Da orti urbani in Uk alimentazione al 15% della popolazione

Favorire l’alimentazione con orti urbani e altre tipologie di agricoltura in Uk può contribuire a sostenere la produzione locale riducendo le importazioni

Può uno sviluppo degli orti urbani contribuire all’alimentazione della popolazione nel Regno Unito? Secondo uno studio dell’Università di Sheffield un adeguato utilizzo del suolo urbano potrebbe fornire frutta e verdura al 15% della popolazione. Attualmente solo l’1,3% degli spazi verdi è coperto da orti e il 38% da giardini domestici.

Orti urbani

Quale potenziale per il suolo urbano in Uk?

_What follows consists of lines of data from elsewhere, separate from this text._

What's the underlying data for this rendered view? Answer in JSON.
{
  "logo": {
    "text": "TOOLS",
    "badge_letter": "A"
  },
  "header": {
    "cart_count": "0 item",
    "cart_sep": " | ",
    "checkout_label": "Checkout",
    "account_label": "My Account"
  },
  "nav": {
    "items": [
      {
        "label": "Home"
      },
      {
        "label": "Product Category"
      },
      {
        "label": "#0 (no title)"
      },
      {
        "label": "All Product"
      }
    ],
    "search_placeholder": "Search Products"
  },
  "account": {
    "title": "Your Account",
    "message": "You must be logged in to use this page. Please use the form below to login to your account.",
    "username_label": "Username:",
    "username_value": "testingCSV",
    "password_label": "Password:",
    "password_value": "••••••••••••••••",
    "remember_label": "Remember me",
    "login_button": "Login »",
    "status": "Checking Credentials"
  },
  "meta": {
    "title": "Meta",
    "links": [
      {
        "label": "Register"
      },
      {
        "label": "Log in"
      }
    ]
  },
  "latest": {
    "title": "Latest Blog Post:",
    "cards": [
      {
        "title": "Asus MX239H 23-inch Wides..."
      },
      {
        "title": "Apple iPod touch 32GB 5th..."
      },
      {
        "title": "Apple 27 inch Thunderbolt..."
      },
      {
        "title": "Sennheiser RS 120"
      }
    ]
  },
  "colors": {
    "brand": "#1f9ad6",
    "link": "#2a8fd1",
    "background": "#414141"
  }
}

Mettendo insieme orti urbani, giardini e spazi verdi adeguati per l’alimentazione e la coltivazione di cibo, a Sheffield si renderebbero disponibili 98 metri quadrati di suolo a persona. Oggi questi spazi verdi, inclusi boschi, parchi e bordi stradali coprono il 45% della città. Questo equivale a oltre 4 volte lo spazio attualmente utilizzato per la coltivazione di cibo nel Regno Unito. Un potenziale importante dato che oggi solo il 16% della frutta e il 53% della verdura venduta in Uk è coltivato a livello nazionale.

Agricoltura su tetti piani

Esiste un potenziale per orti urbani e alimentazione anche in altre condizioni? Secondo i ricercatori che hanno svolto lo studio è così. L’agricoltura senza suolo su tetti piani, utilizzando metodi come l’idroponica, potrebbe essere una risposta. Ad esempio l’86% della fornitura totale di pomodori in Uk deriva da importazioni, ma se il 10% dei tetti piani di Sheffield venisse usato per la coltivazione di pomodori senza suolo, si potrebbe nutrire oltre l’8% della popolazione. Lo spazio per rendersi autonomi dagli approvvigionamenti internazionali, quindi, esiste.

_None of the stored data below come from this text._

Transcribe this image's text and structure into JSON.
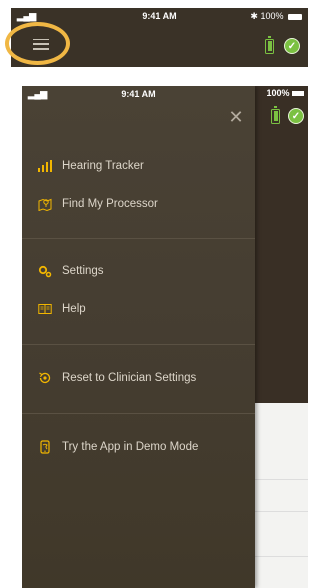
{
  "status_bar": {
    "signal": "▂▄▆",
    "time": "9:41 AM",
    "battery_text": "✱ 100%",
    "battery_text_under": "100%"
  },
  "menu": {
    "close_glyph": "✕",
    "items": [
      {
        "label": "Hearing Tracker",
        "icon": "signal-bars-icon"
      },
      {
        "label": "Find My Processor",
        "icon": "map-location-icon"
      },
      {
        "label": "Settings",
        "icon": "settings-key-icon"
      },
      {
        "label": "Help",
        "icon": "book-icon"
      },
      {
        "label": "Reset to Clinician Settings",
        "icon": "reset-icon"
      },
      {
        "label": "Try the App in Demo Mode",
        "icon": "demo-phone-icon"
      }
    ]
  },
  "colors": {
    "accent": "#f2b600",
    "highlight": "#f0b744",
    "ok_green": "#7bc142",
    "drawer_bg": "#453d31"
  }
}
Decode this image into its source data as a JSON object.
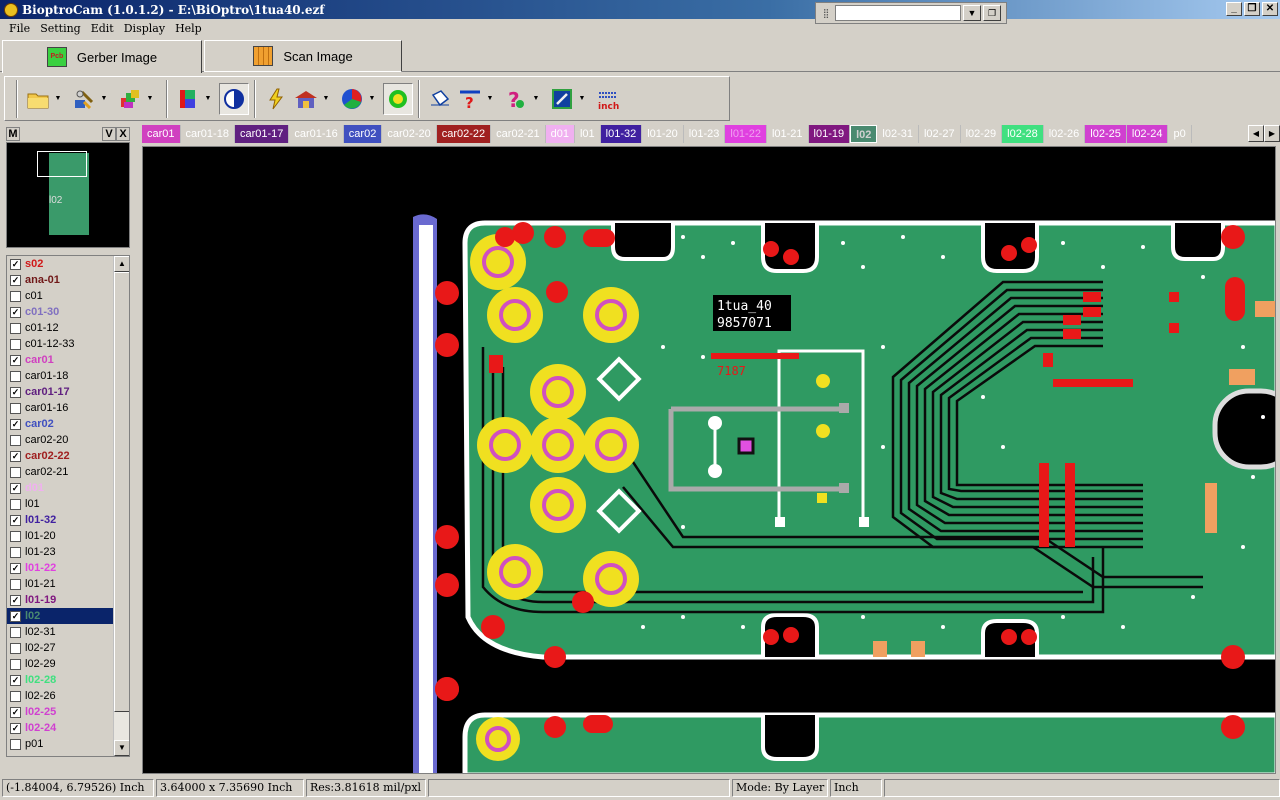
{
  "window": {
    "title": "BioptroCam (1.0.1.2) - E:\\BiOptro\\1tua40.ezf",
    "combo_value": ""
  },
  "menu": [
    "File",
    "Setting",
    "Edit",
    "Display",
    "Help"
  ],
  "main_tabs": [
    {
      "label": "Gerber Image",
      "icon_text": "Pcb",
      "icon": "pcb-icon",
      "active": true
    },
    {
      "label": "Scan Image",
      "icon_text": "",
      "icon": "scan-grid-icon",
      "active": false
    }
  ],
  "toolbar": {
    "buttons": [
      "open-folder-icon",
      "tools-icon",
      "layers-stack-icon",
      "color-palette-icon",
      "contrast-icon",
      "flash-icon",
      "house-icon",
      "color-wheel-icon",
      "green-dot-icon",
      "erase-icon",
      "measure-help-icon",
      "question-color-icon",
      "edit-icon",
      "units-inch-icon"
    ]
  },
  "panel": {
    "m_label": "M",
    "v_label": "V",
    "x_label": "X",
    "minimap_label": "l02"
  },
  "layers": [
    {
      "name": "s02",
      "checked": true,
      "color": "#d01818",
      "bold": true
    },
    {
      "name": "ana-01",
      "checked": true,
      "color": "#701818",
      "bold": true
    },
    {
      "name": "c01",
      "checked": false,
      "color": "#000000",
      "bold": false
    },
    {
      "name": "c01-30",
      "checked": true,
      "color": "#8070c0",
      "bold": true
    },
    {
      "name": "c01-12",
      "checked": false,
      "color": "#000000",
      "bold": false
    },
    {
      "name": "c01-12-33",
      "checked": false,
      "color": "#000000",
      "bold": false
    },
    {
      "name": "car01",
      "checked": true,
      "color": "#d040c0",
      "bold": true
    },
    {
      "name": "car01-18",
      "checked": false,
      "color": "#000000",
      "bold": false
    },
    {
      "name": "car01-17",
      "checked": true,
      "color": "#602080",
      "bold": true
    },
    {
      "name": "car01-16",
      "checked": false,
      "color": "#000000",
      "bold": false
    },
    {
      "name": "car02",
      "checked": true,
      "color": "#4050c0",
      "bold": true
    },
    {
      "name": "car02-20",
      "checked": false,
      "color": "#000000",
      "bold": false
    },
    {
      "name": "car02-22",
      "checked": true,
      "color": "#a02020",
      "bold": true
    },
    {
      "name": "car02-21",
      "checked": false,
      "color": "#000000",
      "bold": false
    },
    {
      "name": "d01",
      "checked": true,
      "color": "#f0b0f0",
      "bold": true
    },
    {
      "name": "l01",
      "checked": false,
      "color": "#000000",
      "bold": false
    },
    {
      "name": "l01-32",
      "checked": true,
      "color": "#4020a0",
      "bold": true
    },
    {
      "name": "l01-20",
      "checked": false,
      "color": "#000000",
      "bold": false
    },
    {
      "name": "l01-23",
      "checked": false,
      "color": "#000000",
      "bold": false
    },
    {
      "name": "l01-22",
      "checked": true,
      "color": "#e040e0",
      "bold": true
    },
    {
      "name": "l01-21",
      "checked": false,
      "color": "#000000",
      "bold": false
    },
    {
      "name": "l01-19",
      "checked": true,
      "color": "#801880",
      "bold": true
    },
    {
      "name": "l02",
      "checked": true,
      "color": "#4a8a70",
      "bold": true,
      "selected": true
    },
    {
      "name": "l02-31",
      "checked": false,
      "color": "#000000",
      "bold": false
    },
    {
      "name": "l02-27",
      "checked": false,
      "color": "#000000",
      "bold": false
    },
    {
      "name": "l02-29",
      "checked": false,
      "color": "#000000",
      "bold": false
    },
    {
      "name": "l02-28",
      "checked": true,
      "color": "#40e080",
      "bold": true
    },
    {
      "name": "l02-26",
      "checked": false,
      "color": "#000000",
      "bold": false
    },
    {
      "name": "l02-25",
      "checked": true,
      "color": "#d040d0",
      "bold": true
    },
    {
      "name": "l02-24",
      "checked": true,
      "color": "#d040d0",
      "bold": true
    },
    {
      "name": "p01",
      "checked": false,
      "color": "#000000",
      "bold": false
    }
  ],
  "layer_tabs": [
    {
      "name": "car01",
      "bg": "#d040c0",
      "fg": "#ffffff"
    },
    {
      "name": "car01-18",
      "bg": "#d4d0c8",
      "fg": "#ffffff"
    },
    {
      "name": "car01-17",
      "bg": "#602080",
      "fg": "#ffffff"
    },
    {
      "name": "car01-16",
      "bg": "#d4d0c8",
      "fg": "#ffffff"
    },
    {
      "name": "car02",
      "bg": "#4050c0",
      "fg": "#ffffff"
    },
    {
      "name": "car02-20",
      "bg": "#d4d0c8",
      "fg": "#ffffff"
    },
    {
      "name": "car02-22",
      "bg": "#a02020",
      "fg": "#ffffff"
    },
    {
      "name": "car02-21",
      "bg": "#d4d0c8",
      "fg": "#ffffff"
    },
    {
      "name": "d01",
      "bg": "#f0b0f0",
      "fg": "#ffffff"
    },
    {
      "name": "l01",
      "bg": "#d4d0c8",
      "fg": "#ffffff"
    },
    {
      "name": "l01-32",
      "bg": "#4020a0",
      "fg": "#ffffff"
    },
    {
      "name": "l01-20",
      "bg": "#d4d0c8",
      "fg": "#ffffff"
    },
    {
      "name": "l01-23",
      "bg": "#d4d0c8",
      "fg": "#ffffff"
    },
    {
      "name": "l01-22",
      "bg": "#e040e0",
      "fg": "#f0a0f0"
    },
    {
      "name": "l01-21",
      "bg": "#d4d0c8",
      "fg": "#ffffff"
    },
    {
      "name": "l01-19",
      "bg": "#801880",
      "fg": "#ffffff"
    },
    {
      "name": "l02",
      "bg": "#4a8a70",
      "fg": "#d0d0d0"
    },
    {
      "name": "l02-31",
      "bg": "#d4d0c8",
      "fg": "#ffffff"
    },
    {
      "name": "l02-27",
      "bg": "#d4d0c8",
      "fg": "#ffffff"
    },
    {
      "name": "l02-29",
      "bg": "#d4d0c8",
      "fg": "#ffffff"
    },
    {
      "name": "l02-28",
      "bg": "#40e080",
      "fg": "#ffffff"
    },
    {
      "name": "l02-26",
      "bg": "#d4d0c8",
      "fg": "#ffffff"
    },
    {
      "name": "l02-25",
      "bg": "#d040d0",
      "fg": "#ffffff"
    },
    {
      "name": "l02-24",
      "bg": "#d040d0",
      "fg": "#ffffff"
    },
    {
      "name": "p0",
      "bg": "#d4d0c8",
      "fg": "#ffffff"
    }
  ],
  "board": {
    "label_line1": "1tua_40",
    "label_line2": "9857071",
    "small_text": "7187"
  },
  "status": {
    "cursor": "(-1.84004, 6.79526) Inch",
    "size": "3.64000 x 7.35690 Inch",
    "res": "Res:3.81618 mil/pxl",
    "blank": "",
    "mode": "Mode: By Layer",
    "units": "Inch"
  },
  "colors": {
    "board": "#2f9a62",
    "copper_pad": "#f0e020",
    "via": "#e81818",
    "outline": "#ffffff",
    "trace": "#0a0a0a"
  }
}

Necessari un cambiamento culturale e sociale

Pensare a nuovi spazi e modalità per gli orti urbani da dedicare all’alimentazione richiederà un cambiamento culturale e sociale significativo per sfruttare l’enorme potenziale offerto dalle città. È quanto affermano la dottoressa Jill Edmondson e il professor Duncan Cameron, autori dello studio: «È fondamentale che le autorità lavorino a stretto contatto con le comunità per trovare il giusto equilibrio tra spazi verdi e orticoltura. Ma con un’attenta gestione degli spazi verdi e l’uso della tecnologia per creare reti di distribuzione potremmo assistere all’ascesa di “città del cibo intelligente”, dove i coltivatori locali possono sostenere le loro comunità con cibo fresco e sostenibile».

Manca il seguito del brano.